USPS has a Commercial Plus Pricing program that offers discounts once you pass certain volume thresholds. As of 2016, it’s only available for select mail services, including:
- Priority Mail/Priority Mail Express/Priority Mail Express International
- Global Express
- First-Class Package International
FedEx and UPS don’t offer anything like that, so you may have better luck scoring deeper discounts than usual with them. This isn’t to say that USPS won’t negotiate with you; they may be willing to do so if you request a Negotiated Service Agreement from them. You might have more leverage if you express interest in using a USPS mail service that doesn’t come with Commercial Plus Pricing rates.
Before meeting with a certain carrier, look into their pricing structure and the different fees and surcharges they impose. Next, determine which ones you want to try to waive or bring down. Here are a few common ones:
Dimensional Weight Pricing (DIM Weight)
It’s a pricing system based on a package’s dimensions and weight, and it is the standard for all three carriers. If most of your packages are in a certain size, weight, and dimensional range, you can try to negotiate a discount for that range only.
Many, if not all, carriers have an insurance policy in place. Most of the time, it’s not set in stone. If the carrier won’t budge on the shipping price, you can try to negotiate a better insurance rate schedule for your business.

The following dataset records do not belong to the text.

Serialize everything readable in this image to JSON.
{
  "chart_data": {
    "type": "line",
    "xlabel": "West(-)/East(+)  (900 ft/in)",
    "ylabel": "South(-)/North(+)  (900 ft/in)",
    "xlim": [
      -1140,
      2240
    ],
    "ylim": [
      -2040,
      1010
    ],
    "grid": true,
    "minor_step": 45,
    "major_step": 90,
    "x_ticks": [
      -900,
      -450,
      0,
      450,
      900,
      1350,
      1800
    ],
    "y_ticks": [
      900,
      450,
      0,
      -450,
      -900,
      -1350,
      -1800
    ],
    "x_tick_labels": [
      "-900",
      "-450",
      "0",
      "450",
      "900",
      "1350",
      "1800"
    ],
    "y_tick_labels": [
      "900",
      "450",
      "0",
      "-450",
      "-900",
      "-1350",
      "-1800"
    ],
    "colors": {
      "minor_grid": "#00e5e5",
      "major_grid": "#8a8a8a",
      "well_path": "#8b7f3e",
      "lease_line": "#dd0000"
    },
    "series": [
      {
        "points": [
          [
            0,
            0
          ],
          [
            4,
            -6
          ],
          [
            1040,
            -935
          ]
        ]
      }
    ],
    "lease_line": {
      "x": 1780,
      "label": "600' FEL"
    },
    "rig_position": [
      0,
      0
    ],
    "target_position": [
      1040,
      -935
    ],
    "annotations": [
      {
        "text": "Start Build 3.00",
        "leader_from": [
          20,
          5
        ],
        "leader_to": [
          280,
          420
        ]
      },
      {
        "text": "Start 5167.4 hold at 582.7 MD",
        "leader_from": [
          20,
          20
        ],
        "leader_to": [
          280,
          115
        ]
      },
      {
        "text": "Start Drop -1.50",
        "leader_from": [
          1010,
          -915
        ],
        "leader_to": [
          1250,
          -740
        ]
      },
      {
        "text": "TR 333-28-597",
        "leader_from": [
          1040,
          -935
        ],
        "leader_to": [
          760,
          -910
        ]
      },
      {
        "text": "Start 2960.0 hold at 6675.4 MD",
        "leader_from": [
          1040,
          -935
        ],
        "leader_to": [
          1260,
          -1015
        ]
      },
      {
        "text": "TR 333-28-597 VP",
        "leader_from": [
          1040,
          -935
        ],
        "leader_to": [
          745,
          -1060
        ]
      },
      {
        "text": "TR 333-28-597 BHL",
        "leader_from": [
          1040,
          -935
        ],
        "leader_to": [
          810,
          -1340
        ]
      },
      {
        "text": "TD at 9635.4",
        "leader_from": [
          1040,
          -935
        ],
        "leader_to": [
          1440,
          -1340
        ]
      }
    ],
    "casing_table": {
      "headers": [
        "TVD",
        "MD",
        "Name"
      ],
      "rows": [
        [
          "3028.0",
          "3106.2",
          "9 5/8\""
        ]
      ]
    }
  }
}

Residential Delivery Surcharge
If you ship to a lot of residential addresses, a cut in the carrier’s residential surcharge will save you a lot of money. All three major carriers impose a surcharge on any residential deliveries because they cost three times as much as business deliveries. It can’t hurt to see if the carrier would be willing to lower or even waive this surcharge for you.
Large Package Surcharge
Any package bigger than a certain size, such as 130 combined inches, and heavier than a certain weight, such as 90 pounds, will incur a surcharge. If you normally ship large packages, you can try to cut that surcharge in half.
How to Get Leverage
It all boils down to this: the more business you’re going to give a carrier, the more willing they are to give you a good deal.
You can still get leverage even if you’re not a high-volume shipper. Here are a few ways to do this:
- Ask for a grace period: If you’re a new company, UPS or FedEx may give you a low rate and allow you a three-month grace period for your business to grow and get more sales under the condition that you’ll lose the low rate if you don’t meet the sales goal at the end of the grace period.
- Ask to be grandfathered in: Most carriers, including FedEx and UPS, increase their rates by 5 to 7 percent each year. You can ask for immunity to any price hike that takes place during the term of the contract. A carrier that’s eager to earn your business will consider your request and likely grant it. This is also a great area to go over when it’s time to renew your contract.
- Shop around: Meet with all the carriers you’re interested in. Get quotes from each one and then approach the others with incentives from their competition to see if they’ll be matched. This is a good way to gauge a carrier’s interest in getting your business, and you can use the information to leverage a deal in your favor with an interested carrier.
- Establish a relationship with an account manager at each carrier: Account managers have access to association pricing and other programs that aren’t always advertised.
- Offer to use them as your sole carrier: Many e-tailers ship through various carriers, but you might land an attractive deal with one if you agree to use them exclusively for a certain period of time.
- Understand the way they operate: Some carriers like to make their commercial discount programs complicated enough to make their clients give up and accept the going rate. The more you understand the carrier’s pricing process and terminology, the more capable you are of speaking their language and landing a good deal with them. Not doing so will increase the risk of missing out on the opportunity to negotiate down the deals they already offer. LinkedIn has a great guide on UPS and FedEx pricing process terminology.